Esperar, esperar… O tempo que for preciso

Mariana Pinto, ao contrário de Inês, vai ficar por Portugal. Enquanto termina o último ano do mestrado, a BCG Consulting está à sua espera e, em abril do próximo ano, a jovem deverá ingressar no mercado laboral. A empresa, contudo, já não lhe é desconhecida. Inês também fez, antes, um estágio de verão, que culminou numa proposta de trabalho. A remuneração do estágio, com a duração de um mês, “era muito boa”, recorda.

Neste caso a espera não é de apenas alguns meses, mas há situações em que as empresas esperam dois anos pelo talento que querem ver na sua equipa. “Tive colegas que fizeram estágio de verão no final da licenciatura e que queriam começar este ano o mestrado, pelo que a empresa se comprometeu a esperar dois anos por eles”, conta Mariana Pinto. “É muito bom ter esta garantia de que a empresa vai esperar por nós”, acrescenta.

E não é só na área business que isto acontece. Nas engenharias, este tipo de recrutamento é, talvez, ainda mais frequente. “Cerca de metade dos alunos [do Instituto Superior Técnico] já tem emprego garantido quando terminarem o seu programa de mestrado”, diz Luís Caldas de Oliveira, vice-presidente do Técnico para o empreendedorismo e ligações empresariais.

"[Os alunos] combinam que, quando entregarem a dissertação, já podem começar a trabalhar para a empresa, que se compromete a esperar pelo aluno.
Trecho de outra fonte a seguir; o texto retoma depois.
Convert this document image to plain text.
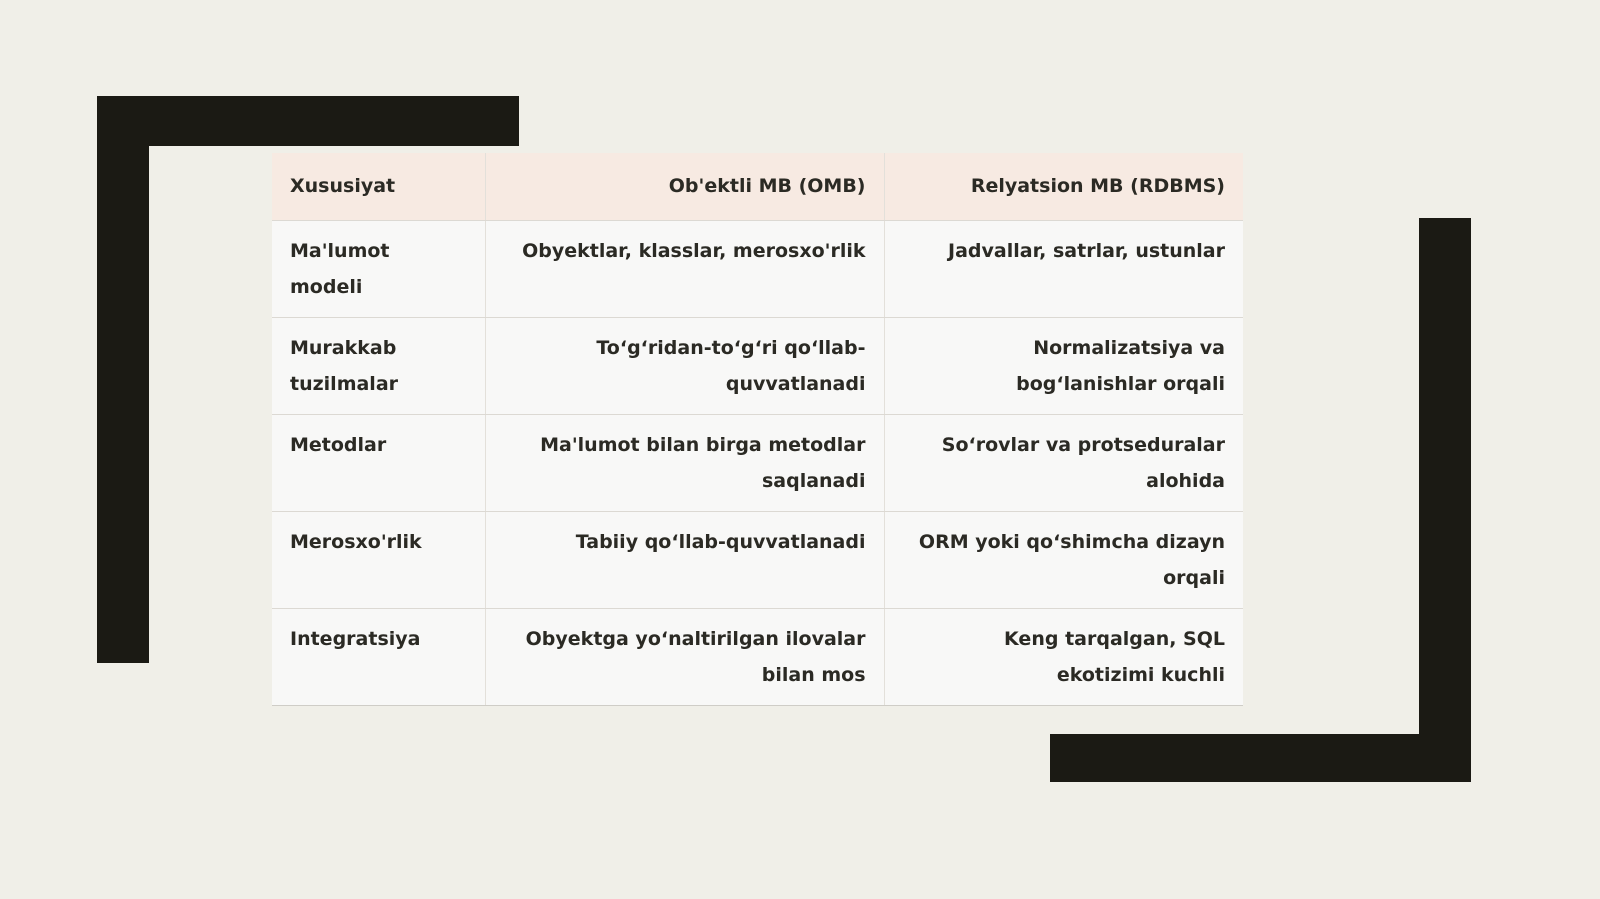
Xususiyat	Ob'ektli MB (OMB)	Relyatsion MB (RDBMS)
Ma'lumot modeli	Obyektlar, klasslar, merosxo'rlik	Jadvallar, satrlar, ustunlar
Murakkab tuzilmalar	To‘g‘ridan-to‘g‘ri qo‘llab-quvvatlanadi	Normalizatsiya va bog‘lanishlar orqali
Metodlar	Ma'lumot bilan birga metodlar saqlanadi	So‘rovlar va protseduralar alohida
Merosxo'rlik	Tabiiy qo‘llab-quvvatlanadi	ORM yoki qo‘shimcha dizayn orqali
Integratsiya	Obyektga yo‘naltirilgan ilovalar bilan mos	Keng tarqalgan, SQL ekotizimi kuchli
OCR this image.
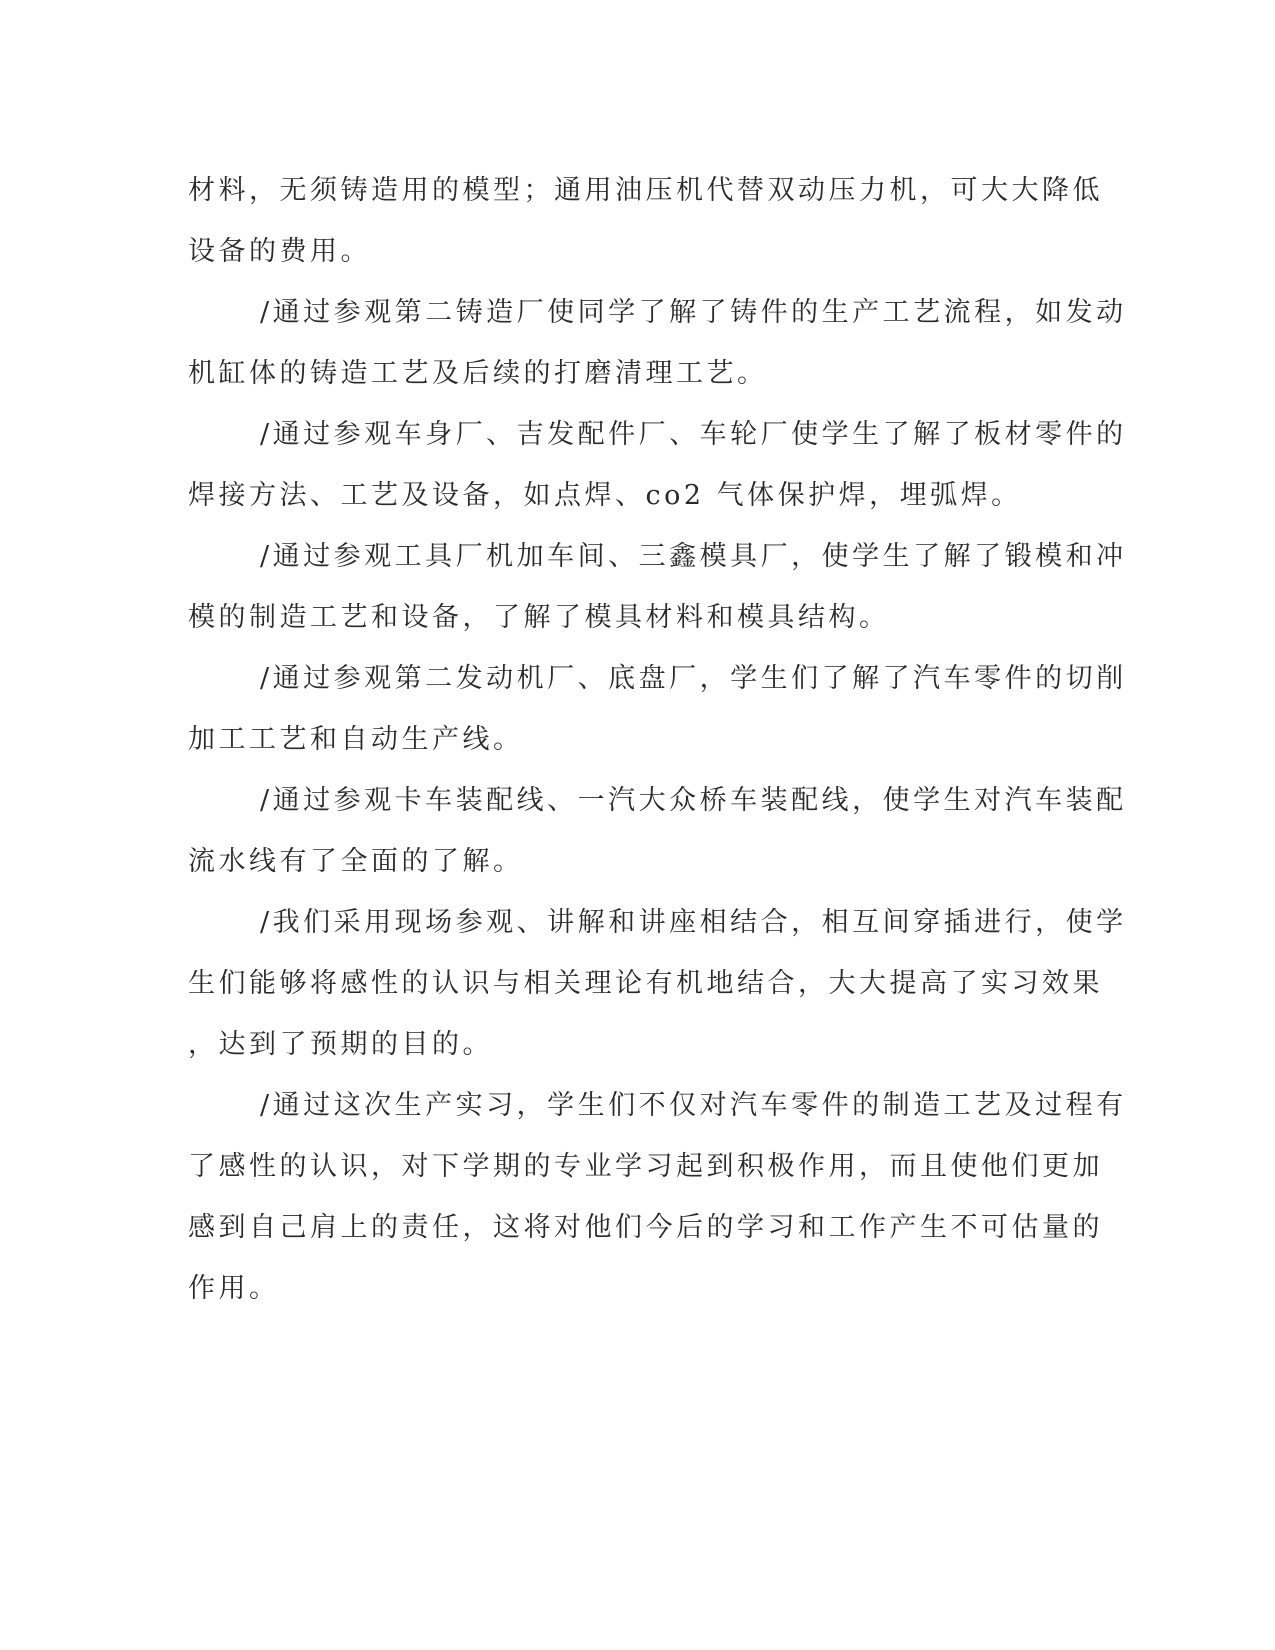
材料，无须铸造用的模型；通用油压机代替双动压力机，可大大降低
设备的费用。

/通过参观第二铸造厂使同学了解了铸件的生产工艺流程，如发动
机缸体的铸造工艺及后续的打磨清理工艺。

/通过参观车身厂、吉发配件厂、车轮厂使学生了解了板材零件的
焊接方法、工艺及设备，如点焊、co2 气体保护焊，埋弧焊。

/通过参观工具厂机加车间、三鑫模具厂，使学生了解了锻模和冲
模的制造工艺和设备，了解了模具材料和模具结构。

/通过参观第二发动机厂、底盘厂，学生们了解了汽车零件的切削
加工工艺和自动生产线。

/通过参观卡车装配线、一汽大众桥车装配线，使学生对汽车装配
流水线有了全面的了解。

/我们采用现场参观、讲解和讲座相结合，相互间穿插进行，使学
生们能够将感性的认识与相关理论有机地结合，大大提高了实习效果
，达到了预期的目的。

/通过这次生产实习，学生们不仅对汽车零件的制造工艺及过程有
了感性的认识，对下学期的专业学习起到积极作用，而且使他们更加
感到自己肩上的责任，这将对他们今后的学习和工作产生不可估量的
作用。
É bastante comum e é uma forma boa, porque não há perda de tempo.”

Luís Caldas de Oliveira

Vice-presidente do Técnico para o empreendedorismo e ligações empresariais

“Os processos de recrutamento começam por volta de fevereiro e, tipicamente, em abril ou maio, os alunos fecham contrato com as empresas (…) Combinam que, quando entregarem a dissertação, já podem começar a trabalhar para a empresa, que se compromete a esperar pelo aluno. É bastante comum e é uma forma boa, porque não há perda de tempo“, explica.

Esta é, para Luís Caldas de Oliveira, a melhor solução: permite ao aluno concluir o seu percurso académico — sem comprometê-lo — com a “visão de que, assim, que acabar, começa logo a trabalhar na empresa”. O que também acontece, embora considere menos desejável, é que alguns alunos começam logo a trabalhar ainda antes de terminar o curso.

“Há situações em que o aluno precisa de rendimento e começa logo a trabalhar enquanto ainda está a terminar o mestrado”, o que pode trazer “alguma dificuldade em coordenar o trabalho com a exigência de fazer uma dissertação”. Nestes casos, o vice-presidente do Técnico para o empreendedorismo e ligações empresariais considera que “há alguma perda” e acontece frequentemente na área de informática, onde “há mais procura por diplomados”.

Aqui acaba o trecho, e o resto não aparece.